Él respiró hondo sintiendo una nueva ola de furia por dentro.
—Esta vez... Prométeme que jamás volverás a hacer una cosa así.
Ella se mordió el labio y miró hacia la derecha, afuera de la ventana.
—Te prometo que no haré nada que crea que sea estúpido.
Él maldijo por lo bajo, intentando controlar la ira.
—Lo cual deja fuera muchas de las cosas que yo sí considero que podrían ser estúpidas —dijo, entendiendo perfectamente lo que ella le quería decir.
Condujo el auto dentro de un estacionamiento y de inmediato lo ubicó en un espacio disponible.
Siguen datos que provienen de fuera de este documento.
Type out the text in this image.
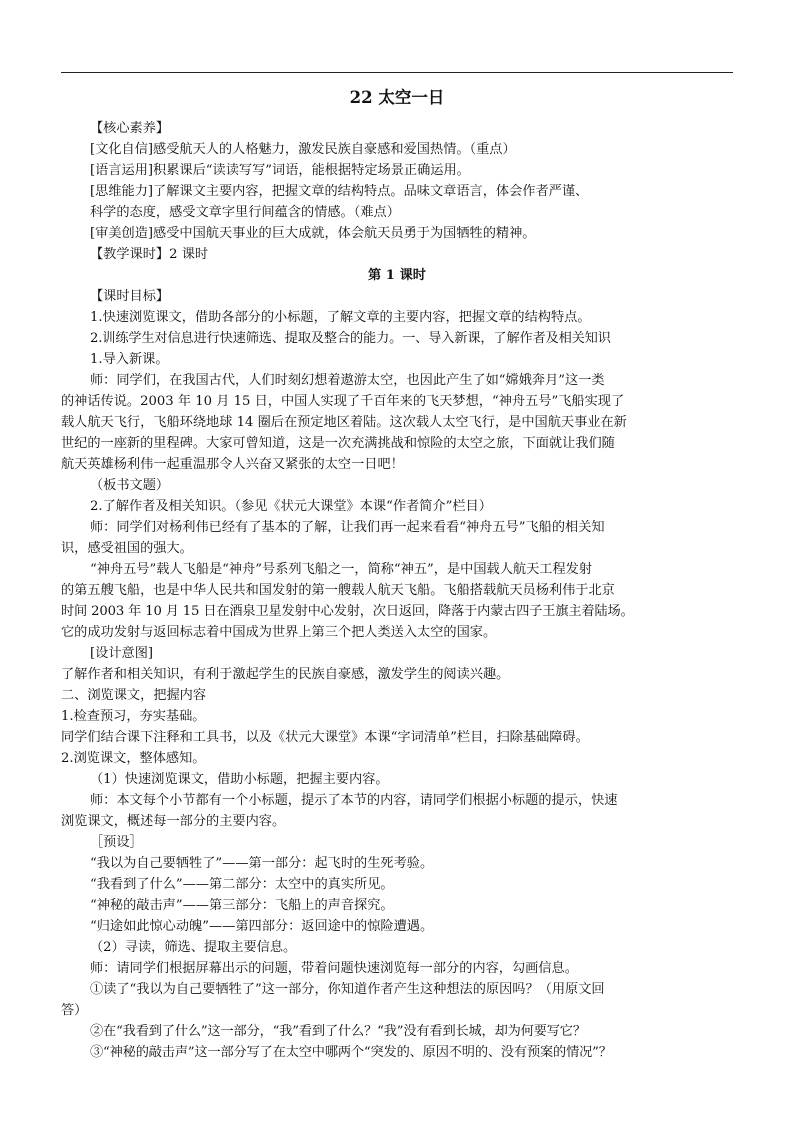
22 太空一日
【核心素养】
[文化自信]感受航天人的人格魅力，激发民族自豪感和爱国热情。（重点）
[语言运用]积累课后“读读写写”词语，能根据特定场景正确运用。
[思维能力]了解课文主要内容，把握文章的结构特点。品味文章语言，体会作者严谨、
科学的态度，感受文章字里行间蕴含的情感。（难点）
[审美创造]感受中国航天事业的巨大成就，体会航天员勇于为国牺牲的精神。
【教学课时】2 课时
第 1 课时
【课时目标】
1.快速浏览课文，借助各部分的小标题，了解文章的主要内容，把握文章的结构特点。
2.训练学生对信息进行快速筛选、提取及整合的能力。一、导入新课，了解作者及相关知识
1.导入新课。
师：同学们，在我国古代，人们时刻幻想着遨游太空，也因此产生了如“嫦娥奔月”这一类
的神话传说。2003 年 10 月 15 日，中国人实现了千百年来的飞天梦想，“神舟五号”飞船实现了
载人航天飞行，飞船环绕地球 14 圈后在预定地区着陆。这次载人太空飞行，是中国航天事业在新
世纪的一座新的里程碑。大家可曾知道，这是一次充满挑战和惊险的太空之旅，下面就让我们随
航天英雄杨利伟一起重温那令人兴奋又紧张的太空一日吧！
（板书文题）
2.了解作者及相关知识。（参见《状元大课堂》本课“作者简介”栏目）
师：同学们对杨利伟已经有了基本的了解，让我们再一起来看看“神舟五号”飞船的相关知
识，感受祖国的强大。
“神舟五号”载人飞船是“神舟”号系列飞船之一，简称“神五”，是中国载人航天工程发射
的第五艘飞船，也是中华人民共和国发射的第一艘载人航天飞船。飞船搭载航天员杨利伟于北京
时间 2003 年 10 月 15 日在酒泉卫星发射中心发射，次日返回，降落于内蒙古四子王旗主着陆场。
它的成功发射与返回标志着中国成为世界上第三个把人类送入太空的国家。
[设计意图]
了解作者和相关知识，有利于激起学生的民族自豪感，激发学生的阅读兴趣。
二、浏览课文，把握内容
1.检查预习，夯实基础。
同学们结合课下注释和工具书，以及《状元大课堂》本课“字词清单”栏目，扫除基础障碍。
2.浏览课文，整体感知。
（1）快速浏览课文，借助小标题，把握主要内容。
师：本文每个小节都有一个小标题，提示了本节的内容，请同学们根据小标题的提示，快速
浏览课文，概述每一部分的主要内容。
［预设］
“我以为自己要牺牲了”——第一部分：起飞时的生死考验。
“我看到了什么”——第二部分：太空中的真实所见。
“神秘的敲击声”——第三部分：飞船上的声音探究。
“归途如此惊心动魄”——第四部分：返回途中的惊险遭遇。
（2）寻读，筛选、提取主要信息。
师：请同学们根据屏幕出示的问题，带着问题快速浏览每一部分的内容，勾画信息。
①读了“我以为自己要牺牲了”这一部分，你知道作者产生这种想法的原因吗？（用原文回
答）
②在“我看到了什么”这一部分，“我”看到了什么？“我”没有看到长城，却为何要写它？
③“神秘的敲击声”这一部分写了在太空中哪两个“突发的、原因不明的、没有预案的情况”？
—Vamos —dijo, y apagó el motor.
Paula ya estaba fuera del auto cuando advirtió que ésa no era su casa. Ni siquiera era su barrio. Incluso si hubiera ahorrado todo su salario por el resto de su vida, jamás se hubiera podido comprar ni el apartamento más pequeño en aquel suburbio.
— ¿Dónde estamos? —preguntó.
—En casa. Voy a asegurarme de que te repongas —dijo, y apoyó la mano sobre su espalda para guiarla hacia los ascensores.
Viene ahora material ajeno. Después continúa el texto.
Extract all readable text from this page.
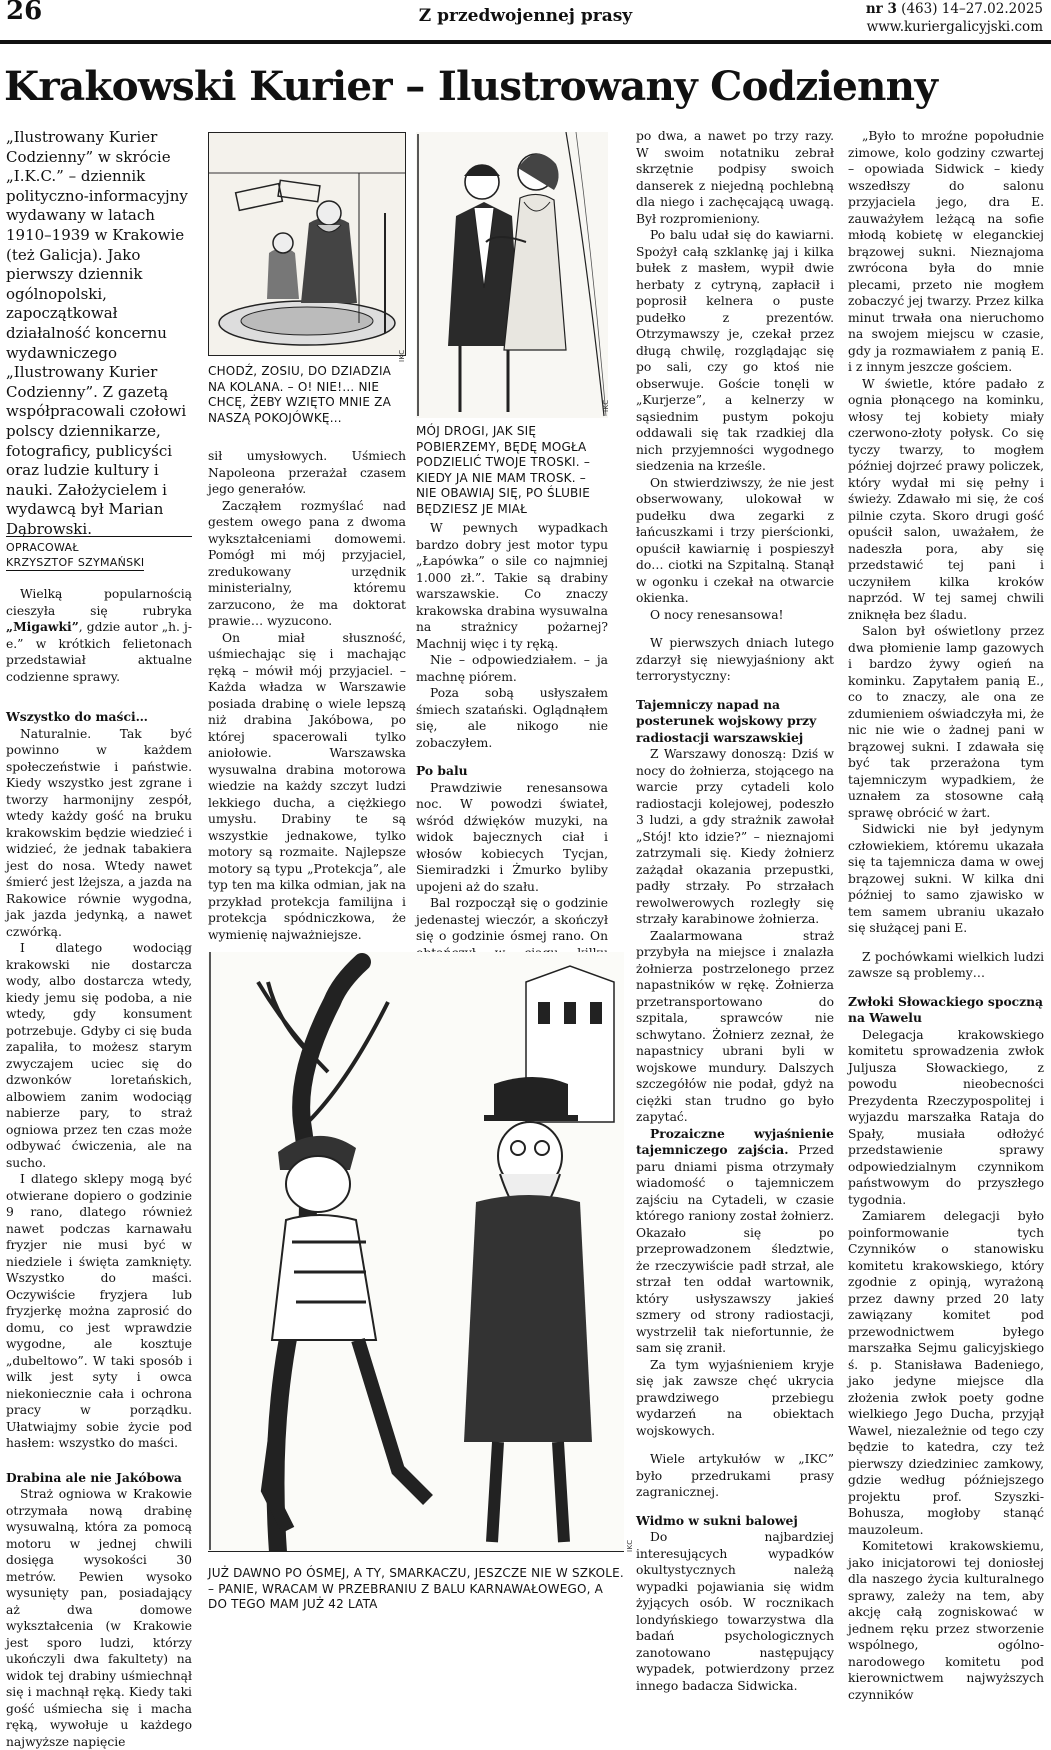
26	Z przedwojennej prasy	nr 3 (463) 14–27.02.2025
www.kuriergalicyjski.com
Krakowski Kurier – Ilustrowany Codzienny
„Ilustrowany Kurier Codzienny” w skrócie „I.K.C.” – dziennik polityczno-informacyjny wydawany w latach 1910–1939 w Krakowie (też Galicja). Jako pierwszy dziennik ogólnopolski, zapoczątkował działalność koncernu wydawniczego „Ilustrowany Kurier Codzienny”. Z gazetą współpracowali czołowi polscy dziennikarze, fotograficy, publicyści oraz ludzie kultury i nauki. Założycielem i wydawcą był Marian Dąbrowski.
OPRACOWAŁ
KRZYSZTOF SZYMAŃSKI

Wielką popularnością cieszyła się rubryka „Migawki”, gdzie autor „h. j-e.” w krótkich felietonach przedstawiał aktualne codzienne sprawy.

Wszystko do maści…

Naturalnie. Tak być powinno w każdem społeczeństwie i państwie. Kiedy wszystko jest zgrane i tworzy harmonijny zespół, wtedy każdy gość na bruku krakowskim będzie wiedzieć i widzieć, że jednak tabakiera jest do nosa. Wtedy nawet śmierć jest lżejsza, a jazda na Rakowice równie wygodna, jak jazda jedynką, a nawet czwórką.

I dlatego wodociąg krakowski nie dostarcza wody, albo dostarcza wtedy, kiedy jemu się podoba, a nie wtedy, gdy konsument potrzebuje. Gdyby ci się buda zapaliła, to możesz starym zwyczajem uciec się do dzwonków loretańskich, albowiem zanim wodociąg nabierze pary, to straż ogniowa przez ten czas może odbywać ćwiczenia, ale na sucho.

I dlatego sklepy mogą być otwierane dopiero o godzinie 9 rano, dlatego również nawet podczas karnawału fryzjer nie musi być w niedziele i święta zamknięty. Wszystko do maści. Oczywiście fryzjera lub fryzjerkę można zaprosić do domu, co jest wprawdzie wygodne, ale kosztuje „dubeltowo”. W taki sposób i wilk jest syty i owca niekoniecznie cała i ochrona pracy w porządku. Ułatwiajmy sobie życie pod hasłem: wszystko do maści.

Drabina ale nie Jakóbowa

Straż ogniowa w Krakowie otrzymała nową drabinę wysuwalną, która za pomocą motoru w jednej chwili dosięga wysokości 30 metrów. Pewien wysoko wysunięty pan, posiadający aż dwa domowe wykształcenia (w Krakowie jest sporo ludzi, którzy ukończyli dwa fakultety) na widok tej drabiny uśmiechnął się i machnął ręką. Kiedy taki gość uśmiecha się i macha ręką, wywołuje u każdego najwyższe napięcie

IKC
CHODŹ, ZOSIU, DO DZIADZIA NA KOLANA. – O! NIE!… NIE CHCĘ, ŻEBY WZIĘTO MNIE ZA NASZĄ POKOJÓWKĘ…

sił umysłowych. Uśmiech Napoleona przerażał czasem jego generałów.

Zacząłem rozmyślać nad gestem owego pana z dwoma wykształceniami domowemi. Pomógł mi mój przyjaciel, zredukowany urzędnik ministerialny, któremu zarzucono, że ma doktorat prawie… wyzucono.

On miał słuszność, uśmiechając się i machając ręką – mówił mój przyjaciel. – Każda władza w Warszawie posiada drabinę o wiele lepszą niż drabina Jakóbowa, po której spacerowali tylko aniołowie. Warszawska wysuwalna drabina motorowa wiedzie na każdy szczyt ludzi lekkiego ducha, a ciężkiego umysłu. Drabiny te są wszystkie jednakowe, tylko motory są rozmaite. Najlepsze motory są typu „Protekcja”, ale typ ten ma kilka odmian, jak na przykład protekcja familijna i protekcja spódniczkowa, że wymienię najważniejsze.

IKC
MÓJ DROGI, JAK SIĘ POBIERZEMY, BĘDĘ MOGŁA PODZIELIĆ TWOJE TROSKI. – KIEDY JA NIE MAM TROSK. – NIE OBAWIAJ SIĘ, PO ŚLUBIE BĘDZIESZ JE MIAŁ

W pewnych wypadkach bardzo dobry jest motor typu „Łapówka” o sile co najmniej 1.000 zł.”. Takie są drabiny warszawskie. Co znaczy krakowska drabina wysuwalna na strażnicy pożarnej? Machnij więc i ty ręką.

Nie – odpowiedziałem. – ja machnę piórem.

Poza sobą usłyszałem śmiech szatański. Oglądnąłem się, ale nikogo nie zobaczyłem.

Po balu

Prawdziwie renesansowa noc. W powodzi świateł, wśród dźwięków muzyki, na widok bajecznych ciał i włosów kobiecych Tycjan, Siemiradzki i Żmurko byliby upojeni aż do szału.

Bal rozpoczął się o godzinie jedenastej wieczór, a skończył się o godzinie ósmej rano. On

IKC
JUŻ DAWNO PO ÓSMEJ, A TY, SMARKACZU, JESZCZE NIE W SZKOLE. – PANIE, WRACAM W PRZEBRANIU Z BALU KARNAWAŁOWEGO, A DO TEGO MAM JUŻ 42 LATA

po dwa, a nawet po trzy razy. W swoim notatniku zebrał skrzętnie podpisy swoich danserek z niejedną pochlebną dla niego i zachęcającą uwagą. Był rozpromieniony.

Po balu udał się do kawiarni. Spożył całą szklankę jaj i kilka bułek z masłem, wypił dwie herbaty z cytryną, zapłacił i poprosił kelnera o puste pudełko z prezentów. Otrzymawszy je, czekał przez długą chwilę, rozglądając się po sali, czy go ktoś nie obserwuje. Goście tonęli w „Kurjerze”, a kelnerzy w sąsiednim pustym pokoju oddawali się tak rzadkiej dla nich przyjemności wygodnego siedzenia na krześle.

On stwierdziwszy, że nie jest obserwowany, ulokował w pudełku dwa zegarki z łańcuszkami i trzy pierścionki, opuścił kawiarnię i pospieszył do… ciotki na Szpitalną. Stanął w ogonku i czekał na otwarcie okienka.

O nocy renesansowa!

W pierwszych dniach lutego zdarzył się niewyjaśniony akt terrorystyczny:

Tajemniczy napad na posterunek wojskowy przy radiostacji warszawskiej

Z Warszawy donoszą: Dziś w nocy do żołnierza, stojącego na warcie przy cytadeli kolo radiostacji kolejowej, podeszło 3 ludzi, a gdy strażnik zawołał „Stój! kto idzie?” – nieznajomi zatrzymali się. Kiedy żołnierz zażądał okazania przepustki, padły strzały. Po strzałach rewolwerowych rozległy się strzały karabinowe żołnierza.

Zaalarmowana straż przybyła na miejsce i znalazła żołnierza postrzelonego przez napastników w rękę. Żołnierza przetransportowano do szpitala, sprawców nie schwytano. Żołnierz zeznał, że napastnicy ubrani byli w wojskowe mundury. Dalszych szczegółów nie podał, gdyż na ciężki stan trudno go było zapytać.

Prozaiczne wyjaśnienie tajemniczego zajścia. Przed paru dniami pisma otrzymały wiadomość o tajemniczem zajściu na Cytadeli, w czasie którego raniony został żołnierz. Okazało się po przeprowadzonem śledztwie, że rzeczywiście padł strzał, ale strzał ten oddał wartownik, który usłyszawszy jakieś szmery od strony radiostacji, wystrzelił tak niefortunnie, że sam się zranił.

Za tym wyjaśnieniem kryje się jak zawsze chęć ukrycia prawdziwego przebiegu wydarzeń na obiektach wojskowych.

Wiele artykułów w „IKC” było przedrukami prasy zagranicznej.

Widmo w sukni balowej

Do najbardziej interesujących wypadków okultystycznych należą wypadki pojawiania się widm żyjących osób. W rocznikach londyńskiego towarzystwa dla badań psychologicznych zanotowano następujący wypadek, potwierdzony przez innego badacza Sidwicka.

„Było to mroźne popołudnie zimowe, kolo godziny czwartej – opowiada Sidwick – kiedy wszedłszy do salonu przyjaciela jego, dra E. zauważyłem leżącą na sofie młodą kobietę w eleganckiej brązowej sukni. Nieznajoma zwrócona była do mnie plecami, przeto nie mogłem zobaczyć jej twarzy. Przez kilka minut trwała ona nieruchomo na swojem miejscu w czasie, gdy ja rozmawiałem z panią E. i z innym jeszcze gościem.

W świetle, które padało z ognia płonącego na kominku, włosy tej kobiety miały czerwono-złoty połysk. Co się tyczy twarzy, to mogłem później dojrzeć prawy policzek, który wydał mi się pełny i świeży. Zdawało mi się, że coś pilnie czyta. Skoro drugi gość opuścił salon, uważałem, że nadeszła pora, aby się przedstawić tej pani i uczyniłem kilka kroków naprzód. W tej samej chwili zniknęła bez śladu.

Salon był oświetlony przez dwa płomienie lamp gazowych i bardzo żywy ogień na kominku. Zapytałem panią E., co to znaczy, ale ona ze zdumieniem oświadczyła mi, że nic nie wie o żadnej pani w brązowej sukni. I zdawała się być tak przerażona tym tajemniczym wypadkiem, że uznałem za stosowne całą sprawę obrócić w żart.

Sidwicki nie był jedynym człowiekiem, któremu ukazała się ta tajemnicza dama w owej brązowej sukni. W kilka dni później to samo zjawisko w tem samem ubraniu ukazało się służącej pani E.

Z pochówkami wielkich ludzi zawsze są problemy…

Zwłoki Słowackiego spoczną na Wawelu

Delegacja krakowskiego komitetu sprowadzenia zwłok Juljusza Słowackiego, z powodu nieobecności Prezydenta Rzeczypospolitej i wyjazdu marszałka Rataja do Spały, musiała odłożyć przedstawienie sprawy odpowiedzialnym czynnikom państwowym do przyszłego tygodnia.

Zamiarem delegacji było poinformowanie tych Czynników o stanowisku komitetu krakowskiego, który zgodnie z opinją, wyrażoną przez dawny przed 20 laty zawiązany komitet pod przewodnictwem byłego marszałka Sejmu galicyjskiego ś. p. Stanisława Badeniego, jako jedyne miejsce dla złożenia zwłok poety godne wielkiego Jego Ducha, przyjął Wawel, niezależnie od tego czy będzie to katedra, czy też pierwszy dziedziniec zamkowy, gdzie według późniejszego projektu prof. Szyszki-Bohusza, mogłoby stanąć mauzoleum.

Komitetowi krakowskiemu, jako inicjatorowi tej doniosłej dla naszego życia kulturalnego sprawy, zależy na tem, aby akcję całą zogniskować w jednem ręku przez stworzenie wspólnego, ogólno-narodowego komitetu pod kierownictwem najwyższych czynników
El corazón de Paula comenzó a latir con fuerza, triplicando sus pulsaciones ante la sola idea de entrar en el reducto íntimo de Pedro. Ni siquiera solía entrar en su oficina.
Cuando tenía que hablar con él sobre algún tema, se quedaba de pie en la entrada. De ningún modo entraría en su ámbito privado. Si su oficina era demasiado personal, no podía ni imaginar lo que sentiría al entrar en su apartamento.
—Debo regresar a casa —dijo rápidamente, comenzando a volverse hacia la puerta. Tenía la intención de tomar un taxi que la llevara a su casa, donde se recluiría del mundo. Tenía terror de estar sola con Pedro en su casa. Lo que más la
aterrorizaba era estar a solas con él, pero, también, estar rodeada de todos sus objetos personales. Ya era difícil estar en su presencia.
Pero Pedro no se lo permitiría de ningún modo.
—Ven —le replicó, y le rodeó la cintura con el brazo, con cuidado para evitar tocarle las costillas—. Estarás cómoda. No dejaré que te pase nada.